Floatinginmycanoe · 16/10/2023 15:42

If the car was a five minute walk away and we had to be somewhere I’d have to pick her up and force her, but it really is the very last strategy only to be used in absolute desperation. We went to a soft play when I was very, very heavily pregnant (actually had the baby within 48 hours of going) and I thought I was going to have to ring DH to come and get her. She is extremely strong and she has hurt me before but more to the point could really hurt the baby. Not intentionally but through lashing out.
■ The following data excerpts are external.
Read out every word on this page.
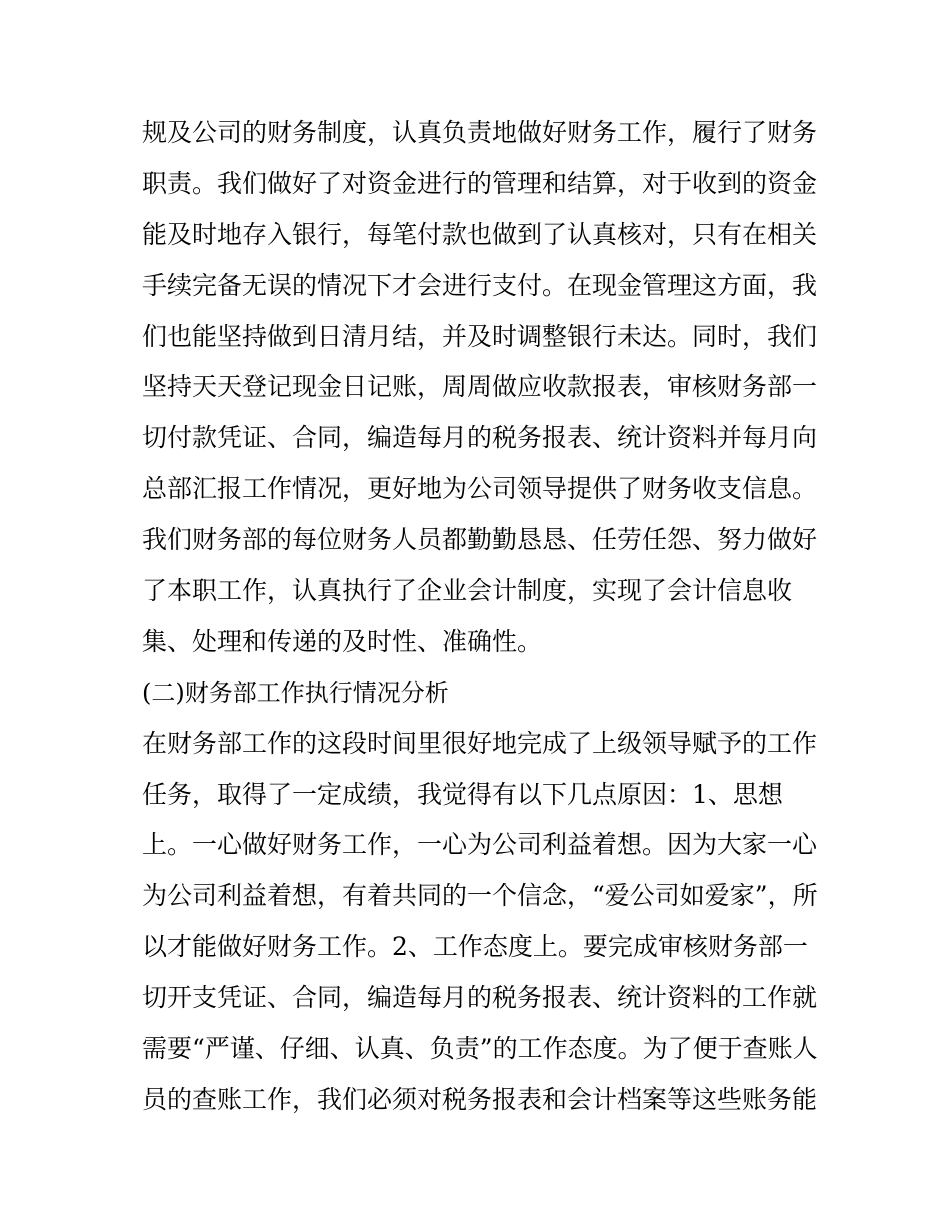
规及公司的财务制度，认真负责地做好财务工作，履行了财务
职责。我们做好了对资金进行的管理和结算，对于收到的资金
能及时地存入银行，每笔付款也做到了认真核对，只有在相关
手续完备无误的情况下才会进行支付。在现金管理这方面，我
们也能坚持做到日清月结，并及时调整银行未达。同时，我们
坚持天天登记现金日记账，周周做应收款报表，审核财务部一
切付款凭证、合同，编造每月的税务报表、统计资料并每月向
总部汇报工作情况，更好地为公司领导提供了财务收支信息。
我们财务部的每位财务人员都勤勤恳恳、任劳任怨、努力做好
了本职工作，认真执行了企业会计制度，实现了会计信息收
集、处理和传递的及时性、准确性。
(二)财务部工作执行情况分析
在财务部工作的这段时间里很好地完成了上级领导赋予的工作
任务，取得了一定成绩，我觉得有以下几点原因：1、思想
上。一心做好财务工作，一心为公司利益着想。因为大家一心
为公司利益着想，有着共同的一个信念，“爱公司如爱家”，所
以才能做好财务工作。2、工作态度上。要完成审核财务部一
切开支凭证、合同，编造每月的税务报表、统计资料的工作就
需要“严谨、仔细、认真、负责”的工作态度。为了便于查账人
员的查账工作，我们必须对税务报表和会计档案等这些账务能
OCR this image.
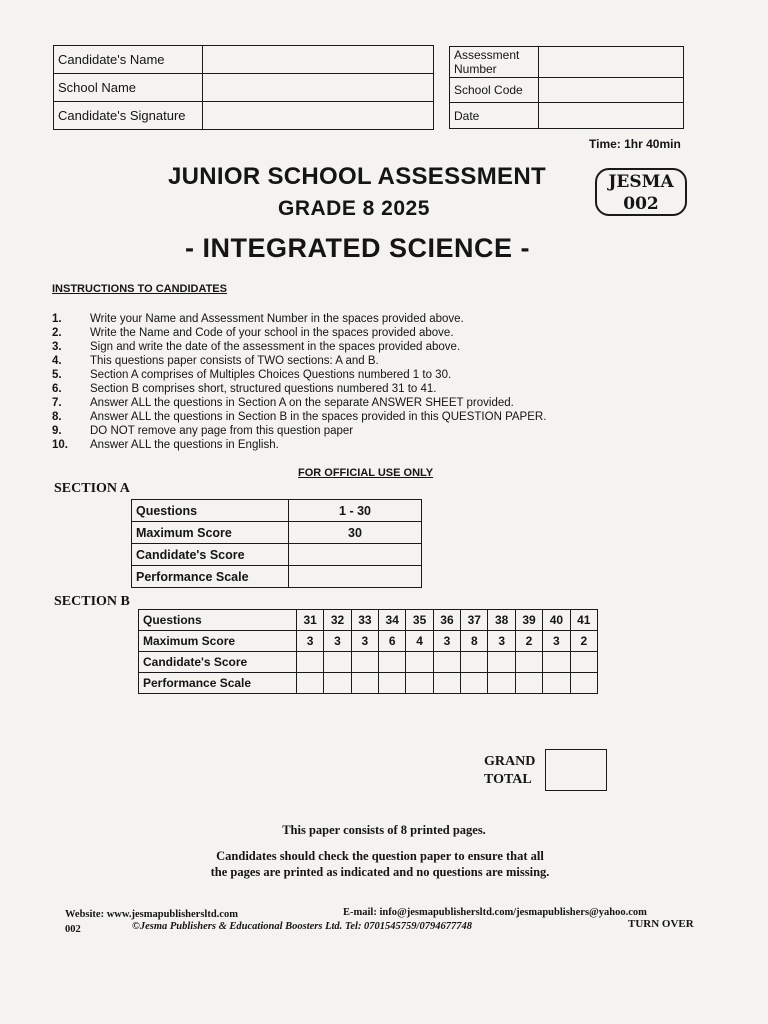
Candidate's Name	
School Name	
Candidate's Signature	
Assessment Number	
School Code	
Date	
Time: 1hr 40min
JUNIOR SCHOOL ASSESSMENT
GRADE 8 2025
JESMA
002
- INTEGRATED SCIENCE -
INSTRUCTIONS TO CANDIDATES
1.	Write your Name and Assessment Number in the spaces provided above.
2.	Write the Name and Code of your school in the spaces provided above.
3.	Sign and write the date of the assessment in the spaces provided above.
4.	This questions paper consists of TWO sections: A and B.
5.	Section A comprises of Multiples Choices Questions numbered 1 to 30.
6.	Section B comprises short, structured questions numbered 31 to 41.
7.	Answer ALL the questions in Section A on the separate ANSWER SHEET provided.
8.	Answer ALL the questions in Section B in the spaces provided in this QUESTION PAPER.
9.	DO NOT remove any page from this question paper
10.	Answer ALL the questions in English.
FOR OFFICIAL USE ONLY
SECTION A
Questions	1 - 30
Maximum Score	30
Candidate's Score	
Performance Scale	
SECTION B
Questions	31	32	33	34	35	36	37	38	39	40	41
Maximum Score	3	3	3	6	4	3	8	3	2	3	2
Candidate's Score											
Performance Scale											
GRAND
TOTAL
This paper consists of 8 printed pages.
Candidates should check the question paper to ensure that all
the pages are printed as indicated and no questions are missing.
Website: www.jesmapublishersltd.com	E-mail: info@jesmapublishersltd.com/jesmapublishers@yahoo.com
002	©Jesma Publishers & Educational Boosters Ltd. Tel: 0701545759/0794677748	TURN OVER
It’s very rare the car isn’t right there to be honest (live rurally!)

OP posts:
Floatinginmycanoe · 16/10/2023 15:44

And it isn’t because I’m reluctant to use reins because I don’t like them, it’s just she is furious if you use them (tried once, never again) and do they’d be used to literally drag her across a park and car park. Now to me that’s worse than what I did but I do appreciate some feel differently, it’s just differing ‘comfort levels’ I guess.

OP posts:
margotrose · 16/10/2023 15:47

Floatinginmycanoe · 16/10/2023 15:44

And it isn’t because I’m reluctant to use reins because I don’t like them, it’s just she is furious if you use them (tried once, never again) and do they’d be used to literally drag her across a park and car park. Now to me that’s worse than what I did but I do appreciate some feel differently, it’s just differing ‘comfort levels’ I guess.

I guess the point is that if she's on reins, she's with you and "safe", even if she screams and thrashes and kicks. Whereas if you're in a car and she's outside alone, it's a very different scenario.

I do think you'll need a back up strategy though, as if you keep issuing empty threats, she'll eventually stop running over (knowing you won't actually drive off) and then you're stuck again.